Le premier dispositif de logement social pour la promotion d’un produit à 140.000 DH TTC a été mis en place sur une période allant de 2008 à 2012. Par la suite, en 2010 un autre dispositif à 250.000DH HT a été instauré à l’horizon 2020, l’accent a été davantage mis sur l’augmentation de la production de logements sociaux selon des caractéristiques techniques spécifiques. Des ajustements et des aménagements ont été par la suite opérés dans différentes lois des finances en termes de spécifications techniques, de conditions d’exonérations fiscales, etc.

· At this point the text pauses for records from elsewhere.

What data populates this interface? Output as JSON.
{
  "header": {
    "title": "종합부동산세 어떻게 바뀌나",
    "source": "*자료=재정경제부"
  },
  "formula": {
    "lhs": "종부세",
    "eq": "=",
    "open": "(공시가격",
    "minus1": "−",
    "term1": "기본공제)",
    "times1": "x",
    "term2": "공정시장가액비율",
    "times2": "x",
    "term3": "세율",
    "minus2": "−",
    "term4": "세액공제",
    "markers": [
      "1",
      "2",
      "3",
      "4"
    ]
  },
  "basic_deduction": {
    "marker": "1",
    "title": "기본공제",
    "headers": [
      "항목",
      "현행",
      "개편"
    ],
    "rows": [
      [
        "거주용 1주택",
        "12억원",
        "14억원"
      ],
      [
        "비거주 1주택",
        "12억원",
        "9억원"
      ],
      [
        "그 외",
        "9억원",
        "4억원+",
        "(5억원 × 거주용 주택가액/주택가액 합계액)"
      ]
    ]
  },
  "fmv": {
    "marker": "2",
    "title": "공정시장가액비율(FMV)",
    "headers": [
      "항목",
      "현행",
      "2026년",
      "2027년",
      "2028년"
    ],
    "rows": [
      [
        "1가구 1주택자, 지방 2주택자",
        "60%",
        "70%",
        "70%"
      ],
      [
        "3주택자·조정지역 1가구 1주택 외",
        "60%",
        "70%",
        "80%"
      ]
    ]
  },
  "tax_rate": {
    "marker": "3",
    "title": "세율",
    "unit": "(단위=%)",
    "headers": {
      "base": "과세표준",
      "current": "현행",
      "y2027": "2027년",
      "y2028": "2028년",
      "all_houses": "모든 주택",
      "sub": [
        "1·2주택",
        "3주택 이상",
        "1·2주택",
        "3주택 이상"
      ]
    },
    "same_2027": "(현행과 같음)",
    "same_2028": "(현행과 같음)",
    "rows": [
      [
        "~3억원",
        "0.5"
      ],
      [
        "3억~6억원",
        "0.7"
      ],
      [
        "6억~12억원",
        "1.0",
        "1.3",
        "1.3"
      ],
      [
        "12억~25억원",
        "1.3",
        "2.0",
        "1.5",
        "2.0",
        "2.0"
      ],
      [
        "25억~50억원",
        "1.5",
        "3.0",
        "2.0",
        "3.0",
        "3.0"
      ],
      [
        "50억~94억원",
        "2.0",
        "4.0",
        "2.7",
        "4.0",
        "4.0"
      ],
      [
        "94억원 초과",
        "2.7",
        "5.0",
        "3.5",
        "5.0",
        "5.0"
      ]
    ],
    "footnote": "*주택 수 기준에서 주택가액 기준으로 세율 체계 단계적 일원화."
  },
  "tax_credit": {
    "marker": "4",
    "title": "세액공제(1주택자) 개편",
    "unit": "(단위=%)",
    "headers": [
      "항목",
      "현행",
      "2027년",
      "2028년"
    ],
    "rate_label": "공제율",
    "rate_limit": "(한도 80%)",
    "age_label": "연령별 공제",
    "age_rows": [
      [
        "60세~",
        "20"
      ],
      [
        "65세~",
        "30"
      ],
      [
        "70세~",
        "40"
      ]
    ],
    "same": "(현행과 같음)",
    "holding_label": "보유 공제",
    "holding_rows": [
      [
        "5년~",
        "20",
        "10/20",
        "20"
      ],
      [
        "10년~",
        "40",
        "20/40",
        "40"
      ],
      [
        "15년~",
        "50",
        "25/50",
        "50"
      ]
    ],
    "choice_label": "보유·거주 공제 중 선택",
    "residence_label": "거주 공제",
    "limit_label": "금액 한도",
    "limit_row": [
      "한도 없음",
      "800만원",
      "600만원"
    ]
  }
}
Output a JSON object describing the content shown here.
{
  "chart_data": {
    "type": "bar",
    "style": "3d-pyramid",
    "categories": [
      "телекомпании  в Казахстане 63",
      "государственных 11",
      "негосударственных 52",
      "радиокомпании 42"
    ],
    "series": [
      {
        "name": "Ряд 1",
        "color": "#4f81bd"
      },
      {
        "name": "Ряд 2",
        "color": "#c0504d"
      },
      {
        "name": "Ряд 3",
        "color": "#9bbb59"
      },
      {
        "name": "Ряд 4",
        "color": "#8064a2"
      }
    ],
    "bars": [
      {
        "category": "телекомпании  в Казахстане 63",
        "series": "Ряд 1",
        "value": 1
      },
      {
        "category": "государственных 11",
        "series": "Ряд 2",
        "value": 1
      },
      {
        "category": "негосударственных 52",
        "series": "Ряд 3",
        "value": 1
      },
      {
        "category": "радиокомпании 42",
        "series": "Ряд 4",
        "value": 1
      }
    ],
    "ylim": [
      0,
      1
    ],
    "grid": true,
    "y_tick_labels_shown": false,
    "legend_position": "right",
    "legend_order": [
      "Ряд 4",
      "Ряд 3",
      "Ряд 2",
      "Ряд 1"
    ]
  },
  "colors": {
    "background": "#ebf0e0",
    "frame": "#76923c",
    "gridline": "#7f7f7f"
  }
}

Voici les principales observations mises en avant dans le rapport d’évaluation de la Cour des comptes :

  • Logement social : un produit qui n’est défini que par des dispositions fiscales

Prises comme le principal mode d’intervention sur l’offre des pouvoirs publics pour le développement du LS, les incitations fiscales sont ainsi devenues si intégrées au système de production de LS et aux attentes des promoteurs. Il en découle que la production de logement social dans ses différents segments est devenue alors tributaire des avantages fiscaux, ceci se manifeste par la réorientation des promoteurs, sous l’effet des incitations fiscales, vers la production des segments les plus rentables et avantageux en termes de fiscalité, dont spécialement celui de 250.000DH.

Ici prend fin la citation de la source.